Reveline Fabre & Vincent Hours – Lutter contre les discriminations.
>>« Normal », Du 7 au 9 novembre au Théâtre Denis à Hyères, le 19 novembre au Liberté à Toulon
La pièce « Normal » explore les questions de l’homophobie et de la normalité à travers le parcours de Clément. En s’appuyant sur des témoignages et des expériences réelles, la Compagnie de l’Echo, en résidence au théâtre Denis, propose un théâtre citoyen, interactif et engagé. Rencontre avec la co-metteuse en scène, avec Geoffrey Fages, Reveline Fabre et l’un des acteurs et créateur musical de la pièce, Vincent Hours.
« Normal » est le deuxième volet de votre initiative de théâtre citoyen. Pouvez-vous nous en parler ?

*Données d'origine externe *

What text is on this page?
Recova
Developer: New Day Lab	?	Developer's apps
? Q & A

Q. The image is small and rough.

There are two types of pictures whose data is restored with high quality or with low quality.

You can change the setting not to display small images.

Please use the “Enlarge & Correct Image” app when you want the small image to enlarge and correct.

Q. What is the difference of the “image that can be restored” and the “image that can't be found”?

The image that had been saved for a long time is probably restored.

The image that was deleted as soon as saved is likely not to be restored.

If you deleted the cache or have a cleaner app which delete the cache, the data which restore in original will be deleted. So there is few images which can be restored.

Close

Vincent : C’est le deuxième projet après la pièce « Pulsions », créé en 2016 avec Xavier Hérédia et Peggy Mahieux qui dirigent la compagnie. Celle-ci abordait le thème du harcèlement en milieu scolaire et extra-scolaire. Avec près de quatre-cent représentations, le succès a été au rendez-vous. À travers « Pulsions », nous avons récolté de nombreux témoignages, et nous nous sommes rendu compte que beaucoup de jeunes souffraient de discriminations liées à leur orientation sexuelle. C’est ainsi que nous avons décidé de parler de normalité et d’exclusion.
Reveline : La question centrale que nous posons est : comment être « normal » et qui décide de cette normalité ? Cette fois-ci, nous avons opté pour une écriture plus collective, incluant non seulement les acteurs et metteurs en scène, mais aussi des amis proches et des intervenants d’ateliers. C’est un théâtre de citoyen à citoyen, qui ne se limite pas au public scolaire.
Vous abordez donc le thème de l’homophobie, mais pensez-vous que des progrès ont été réalisés ?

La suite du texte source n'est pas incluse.